Love and Fear in the Villanova Classroom

Love+and+Fear+in+the+Villanova+Classroom

Love and Fear in the Villanova Classroom

By now, most students on campus will have read Colleen Sheehan’s and my editorial, “A Mole Hunt for Diversity ‘Bias’” (Wall Street Journal March 29, 2019), the extensive ripostes to it that our University President and Provost sent out, soon thereafter, as well as the several statements by individual and groups of faculty that in some sense respond to our argument.

We proposed that the college classroom is a symposium, where professor and students convene in order to pursue, deepen their understanding of, and freely contemplate, the truth.  We view the three new “diversity and inclusion” questions on the CATS forms as likely to inhibit that aim.

The questions, we are told, will help us detect signs of “bias” in the classroom, whereas in fact their language in itself suggests a very particular sort of bias; this we observed.  But our chief argument was more narrowly focused.  Questions of this sort, so tangential to the terms by which pedagogy is typically understood, would lead professors to believe they are being in some way monitored and encouraged to remain silent rather than risk discussing matters of controversy.  All professors, no matter their philosophical or political viewpoint, should desire the freedom to present the truth as best they can see it, to challenge their own and students’ viewpoints in open discussion, and even to risk offense in the pursuit of knowledge.
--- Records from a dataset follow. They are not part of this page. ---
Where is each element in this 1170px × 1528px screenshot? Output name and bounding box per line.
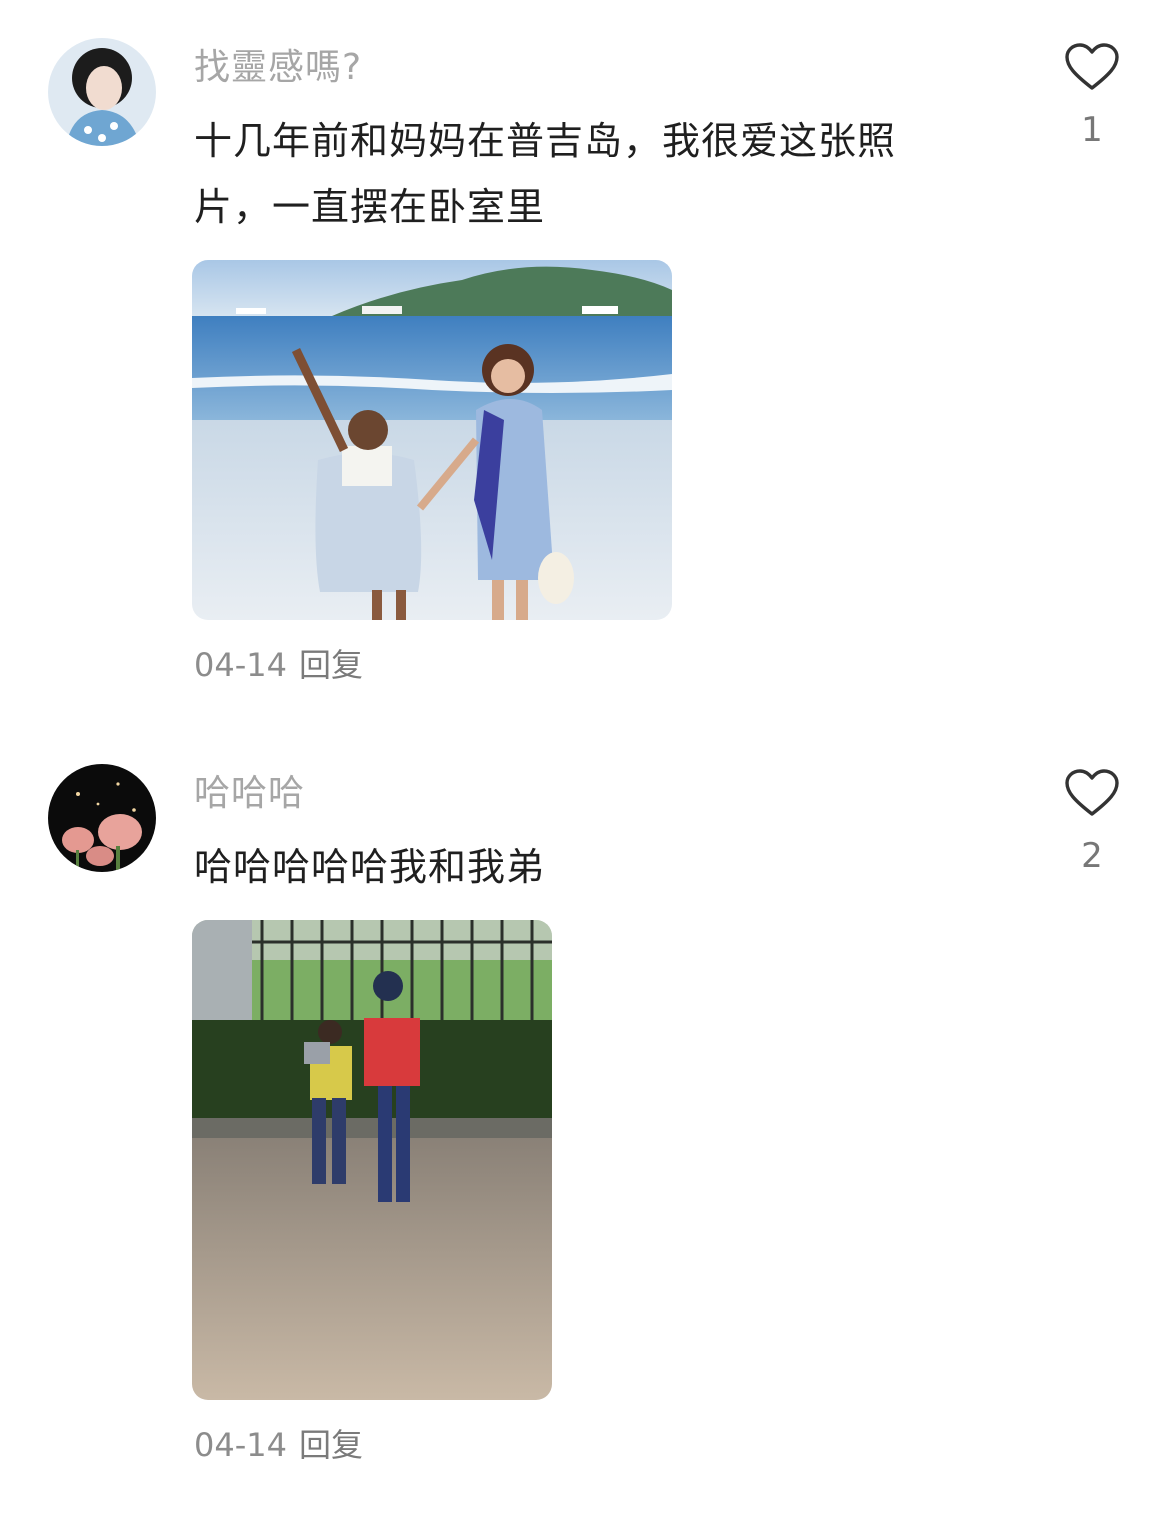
comment-username[interactable]: 找靈感嗎? <box>194 44 362 92</box>
comment-date: 04-14 <box>194 1426 287 1464</box>
comment-username[interactable]: 哈哈哈 <box>194 770 305 818</box>
like-count: 2 <box>1081 836 1103 876</box>
like-count: 1 <box>1081 110 1103 150</box>
like-button[interactable]: 2 <box>1060 768 1124 876</box>
comment-meta: 04-14 回复 <box>194 1420 363 1466</box>
comment-text: 十几年前和妈妈在普吉岛，我很爱这张照片，一直摆在卧室里 <box>194 119 897 229</box>
comment-date: 04-14 <box>194 646 287 684</box>
heart-outline-icon[interactable] <box>1060 42 1124 92</box>
reply-button[interactable]: 回复 <box>299 646 363 684</box>
comment-meta: 04-14 回复 <box>194 640 363 686</box>
comment-photo[interactable] <box>192 260 672 620</box>
reply-button[interactable]: 回复 <box>299 1426 363 1464</box>
like-button[interactable]: 1 <box>1060 42 1124 150</box>
heart-outline-icon[interactable] <box>1060 768 1124 818</box>
avatar[interactable] <box>48 38 156 146</box>
comment-photo[interactable] <box>192 920 552 1400</box>
avatar[interactable] <box>48 764 156 872</box>
comment-text: 哈哈哈哈哈我和我弟 <box>194 845 546 889</box>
Some students have asked how such questions could have the consequence we propose, and part of the answer lies in the role CATS play at Villanova.  All faculty routinely submit their full CATS forms as part of regular reviews that are used for determining salary, retention, tenure and promotion.  As part of Villanova’s effort to value teaching, the CATS play an overweening role in those reviews.  Some questions are deemed more important than others, but if all of the scored questions are included in review dossiers, then all are potentially available to review committees to be used in their decisions about faculty.

The President’s statement insists that these questions were never to be used for such review purposes.  To which I can only reply that that is not the conclusion a reasonable person would draw from the original announcement of the three questions, in September 2018, nor is it the conclusion that would follow from reading the official Academic Policy Committee minutes which discuss the implementation of the questions and the role they will play.

If the President’s words reflect the University’s final policy, then I am pleased to say we are at least in partial agreement.  The problem remains, however, that as long as those questions are on the CATS and the results available to department Chairs, they will de facto play a role in formal evaluations.  If they are not be used in evaluation, they should not be on the official evaluation forms.

The larger portion of the President and Provost’s statements, and the statements our faculty colleagues have made, in response to our article are more difficult to address.  To my eyes, they seem to rush past our narrowly directed argument to take a stand in defense of “diversity and inclusivity” as a program.

Whether “diversity” lies at the heart of liberal education, whether literary studies are impossible without it, whether Villanova has strengthened or wounded its Catholic mission by adding those three questions—these are all great matters that I would be pleased to address.  But they are beside the point for which we argued: the new questions on the CATS, because they will inevitably be used for faculty evaluation, will have the effect of silencing faculty speech in the classroom.

Some may think such silencing is a desirable thing.  In the wake of President Trump’s 2016 election, many students reported that their professors had made use of the classroom as a soapbox by which to decry that result.  At other times, students have confided to me that professors have made bigoted anti-Catholic comments in the classroom, comments that emerge not from scholarly expertise but, as it seemed in one case at least, from the murkier corners of the internet.  I have strong doctrinal commitments of my own that it would take a separate column to list and some of which my students may detect in a bemused smile.

Students, wary of offending their classmates or of receiving a bad grade for contradicting a professor, may fear to speak up in class, when they disagree with something.  Are not anonymous CATS forms a way to redress such fears?

To my mind, this would be merely to answer one fear, that of the students, with another, new one on the side of the faculty.

We faculty indeed have a responsibility to resist the urge to make the classroom a bully pulpit.  It should be, rather and again, a symposium: a place where all of us who love the truth convene in friendship to gaze upon it in wonder.  In such a place, professors and students alike must feel at liberty to be candid about their deepest beliefs and commitments, all in the service of our coming to know and love the truth more fully, and of reforming our minds and our lives, in conformity to it.  It was in defense of this great good that we wrote.